また、この側部流路スペース22SにはアジテータAを設け、更には加熱または冷却の熱源用熱交換器、例えばヒートポンプの蒸発器や凝縮器、あるいはボイラーの温水熱交換器等を直接、設けることが可能である。
これにより蓄熱槽2内を流動する熱媒体Bの循環方向をコントロールすることができる。すなわち、例えばアジテータAを正転させた場合に、側部流路スペース22S内を流れる熱媒体Bを上から下向きに流動させるのであれば、この正転操作により収容スペース21では熱媒体Bを下から上向きに流動(循環)させることができる。一方、アジテータAを逆転させた場合に、側部流路スペース22S内を流れる熱媒体Bを下から上向きに流動させるのであれば、この逆転操作により収容スペース21では熱媒体Bを上から下向きに流動(循環)させることができる。

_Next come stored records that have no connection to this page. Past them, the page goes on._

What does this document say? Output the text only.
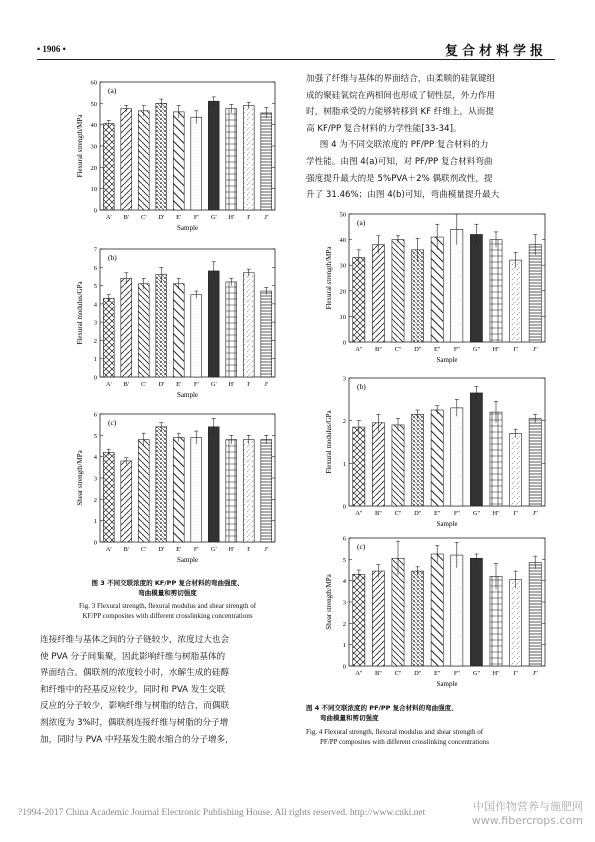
• 1906 •	复合材料学报
0
10
20
30
40
50
60
Flexural strength/MPa
(a)
A' B' C' D' E' F' G' H' I' J'
Sample
0
1
2
3
4
5
6
7
Flexural modulus/GPa
(b)
A' B' C' D' E' F' G' H' I' J'
Sample
0
1
2
3
4
5
6
Shear strength/MPa
(c)
A' B' C' D' E' F' G' H' I' J'
Sample
图 3 不同交联浓度的 KF/PP 复合材料的弯曲强度、
弯曲模量和剪切强度
Fig. 3 Flexural strength, flexural modulus and shear strength of
KF/PP composites with different crosslinking concentrations

连接纤维与基体之间的分子链较少，浓度过大也会

使 PVA 分子间集聚，因此影响纤维与树脂基体的

界面结合。偶联剂的浓度较小时，水解生成的硅醇

和纤维中的羟基反应较少，同时和 PVA 发生交联

反应的分子较少，影响纤维与树脂的结合，而偶联

剂浓度为 3%时，偶联剂连接纤维与树脂的分子增

加，同时与 PVA 中羟基发生脱水缩合的分子增多，

加强了纤维与基体的界面结合，由柔顺的硅氧键组

成的聚硅氧烷在两相间也形成了韧性层，外力作用

时，树脂承受的力能够转移到 KF 纤维上，从而提

高 KF/PP 复合材料的力学性能[33-34]。

图 4 为不同交联浓度的 PF/PP 复合材料的力

学性能。由图 4(a)可知，对 PF/PP 复合材料弯曲

强度提升最大的是 5%PVA＋2% 偶联剂改性，提

升了 31.46%；由图 4(b)可知，弯曲模量提升最大

0
10
20
30
40
50
Flexural strength/MPa
(a)
A'' B'' C'' D'' E'' F'' G'' H'' I'' J''
Sample
0
1
2
3
Flexural modulus/GPa
(b)
A'' B'' C'' D'' E'' F'' G'' H'' I'' J''
Sample
0
1
2
3
4
5
6
Shear strength/MPa
(c)
A'' B'' C'' D'' E'' F'' G'' H'' I'' J''
Sample
图 4 不同交联浓度的 PF/PP 复合材料的弯曲强度、
弯曲模量和剪切强度
Fig. 4 Flexural strength, flexural modulus and shear strength of
PF/PP composites with different crosslinking concentrations
?1994-2017 China Academic Journal Electronic Publishing House. All rights reserved. http://www.cnki.net	中国作物营养与施肥网
www.fibercrops.com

このようにすることで、熱の供給、取り出しを効率よく行うことができる。すなわち、熱媒体Bは、上述したように温めれば比重が小さくなり、冷やせば比重が大きくなるため、側部流路スペース22Sに上記熱交換器を設ければ、比重差に基づく上昇作用や下降作用を、熱媒体Bの循環に利用することができ、より効率的に熱媒体Bを循環させることができる。
また蓄熱槽2内の熱媒体Bは、一部または全部を、直接、冷房・暖房用熱交換器に送って循環させ、冷房・暖房に使用することも可能である。これにより蓄熱材Hの相変化温度を最終使用目的を果たせる温度に調整して、循環する熱媒体B(一部または全部)を直接、エアハンドリングユニット等の目的の熱交換器に送り、目的の冷房や暖房に供することができ、非常に効率のよい冷房・暖房を行うことができる。具体的には、例えば約32℃に相変化温度を調整した蓄熱材Hを使用して床暖房に使用するとき、30℃で床パネルに温水を供給し、28℃で蓄熱槽2に帰し、蓄熱槽2で熱回収して30℃に昇温させ、再び床パネルに送ると、非常に効率のよい暖房が行える。

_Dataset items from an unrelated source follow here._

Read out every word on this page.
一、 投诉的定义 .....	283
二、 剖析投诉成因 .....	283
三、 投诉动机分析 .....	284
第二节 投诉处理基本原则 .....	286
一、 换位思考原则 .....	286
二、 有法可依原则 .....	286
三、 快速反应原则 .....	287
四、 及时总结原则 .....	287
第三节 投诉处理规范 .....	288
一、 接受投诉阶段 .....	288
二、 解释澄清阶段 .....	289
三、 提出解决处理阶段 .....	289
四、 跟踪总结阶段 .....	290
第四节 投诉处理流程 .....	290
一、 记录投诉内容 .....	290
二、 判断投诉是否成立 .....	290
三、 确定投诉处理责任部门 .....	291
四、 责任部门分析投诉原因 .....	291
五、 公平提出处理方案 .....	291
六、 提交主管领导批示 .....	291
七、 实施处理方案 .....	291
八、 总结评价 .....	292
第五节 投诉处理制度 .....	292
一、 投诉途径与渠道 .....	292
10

また蓄熱槽2に蓄えられた温熱または冷熱を、熱媒体Bの循環により取り出し、ヒートポンプの熱源として暖房または冷房に利用することも可能である。これにより循環する熱媒体Bの一部または全部をポンプPにより取り出して、複数のヒートポンプの蒸発器または凝縮器の熱源として有効に使用することができる。すなわちヒートポンプの熱源として使用するとき、例えば相変化温度を約17℃に調整した蓄熱材Hを使用して、暖房に使用するときは、蒸発器の熱源として14℃の熱媒体Bを蓄熱槽2から取り出し、蒸発器で熱を回収して、10℃に冷却した熱媒体Bを蓄熱槽2に戻す。また冷房に使用するときは、凝縮器の熱源として20℃の熱媒体Bを蓄熱槽2から取り出し、凝縮器で熱を放出して、25℃に加温した水またはブラインを蓄熱槽2に戻す。このようにすれば、冷暖房に必要な冷凍機の動力を大きく低減できる。また蓄熱槽2に必要な冷熱や温熱は夜間電力や太陽光を利用して経済的に得ることが可能である。

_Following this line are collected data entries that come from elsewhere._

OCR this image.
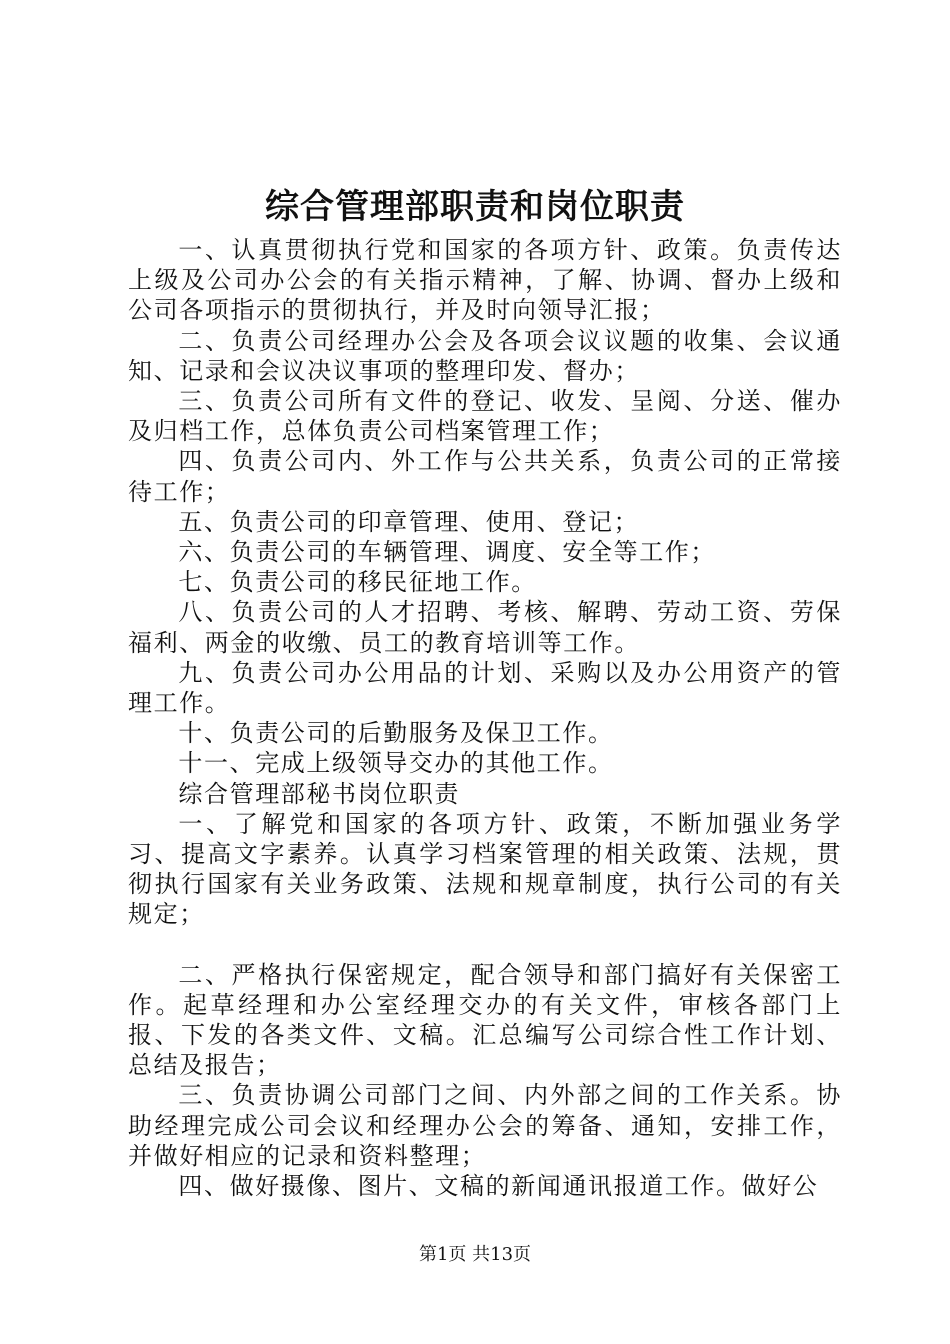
综合管理部职责和岗位职责

一、认真贯彻执行党和国家的各项方针、政策。负责传达上级及公司办公会的有关指示精神，了解、协调、督办上级和公司各项指示的贯彻执行，并及时向领导汇报；

二、负责公司经理办公会及各项会议议题的收集、会议通知、记录和会议决议事项的整理印发、督办；

三、负责公司所有文件的登记、收发、呈阅、分送、催办及归档工作，总体负责公司档案管理工作；

四、负责公司内、外工作与公共关系，负责公司的正常接待工作；

五、负责公司的印章管理、使用、登记；

六、负责公司的车辆管理、调度、安全等工作；

七、负责公司的移民征地工作。

八、负责公司的人才招聘、考核、解聘、劳动工资、劳保福利、两金的收缴、员工的教育培训等工作。

九、负责公司办公用品的计划、采购以及办公用资产的管理工作。

十、负责公司的后勤服务及保卫工作。

十一、完成上级领导交办的其他工作。

综合管理部秘书岗位职责

一、了解党和国家的各项方针、政策，不断加强业务学习、提高文字素养。认真学习档案管理的相关政策、法规，贯彻执行国家有关业务政策、法规和规章制度，执行公司的有关规定；

二、严格执行保密规定，配合领导和部门搞好有关保密工作。起草经理和办公室经理交办的有关文件，审核各部门上报、下发的各类文件、文稿。汇总编写公司综合性工作计划、总结及报告；

三、负责协调公司部门之间、内外部之间的工作关系。协助经理完成公司会议和经理办公会的筹备、通知，安排工作，并做好相应的记录和资料整理；

四、做好摄像、图片、文稿的新闻通讯报道工作。做好公

第1页 共13页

以上述べたように硫酸ナトリウム水溶液は、空調用に都合の良い温度帯(約10℃〜32℃)で凝固・融解作用があり、濃度を調整すれば最も効率の良い温度で蓄熱と放熱を行うことができる。このことにより従来行われていた、氷蓄熱と比較して2倍以上の効率を実現することも可能である。また蓄熱材Hを小さな容器4に充填し、蓄熱槽2の中に大量に収容し、熱媒体Bに浸して循環させて蓄熱と放熱を行うようにすれば、容器4の形状、大きさ、総量、組み合わせ等を変えることにより、蓄熱量、蓄熱・放熱速度及び速度変化などを設定できる。また、熱媒体Bである水またはブライン水溶液をヒートポンプの熱源としてエアハンドリングユニットに送り直接その熱源とすることもできる。
1 蓄熱装置
2 蓄熱槽
3 熱交換器(目的の熱交換器)
4 容器

2 蓄熱槽
21 収容スペース
22 流路スペース
22U 上部流路スペース
22D 下部流路スペース
22S 側部流路スペース
23 パンチングメタル
24 立壁

A アジテータ
P ポンプ
V1 バルブ
V2 バルブ
V3 バルブ
V4 バルブ
B 熱媒体(水またはブライン)
H 蓄熱材(硫酸ナトリウム水溶液)

Claims (7)

  1. 硫酸ナトリウムを主成分とする水溶液を、蓄熱材として蓄熱槽に収容し、且つ当該蓄熱槽と目的の熱交換器との間で、水またはブラインを循環させ、水またはブラインを介して蓄熱材に熱を蓄えたり、蓄えた熱を蓄熱材から回収するようにした蓄熱装置において、
    前記蓄熱材は、複数の容器に充填・密閉された状態で蓄熱槽に収容されるものであり、また当該容器は、水またはブラインが個々の容器表面に接触しながら流動するように蓄熱槽に収容されることを特徴とする蓄熱装置。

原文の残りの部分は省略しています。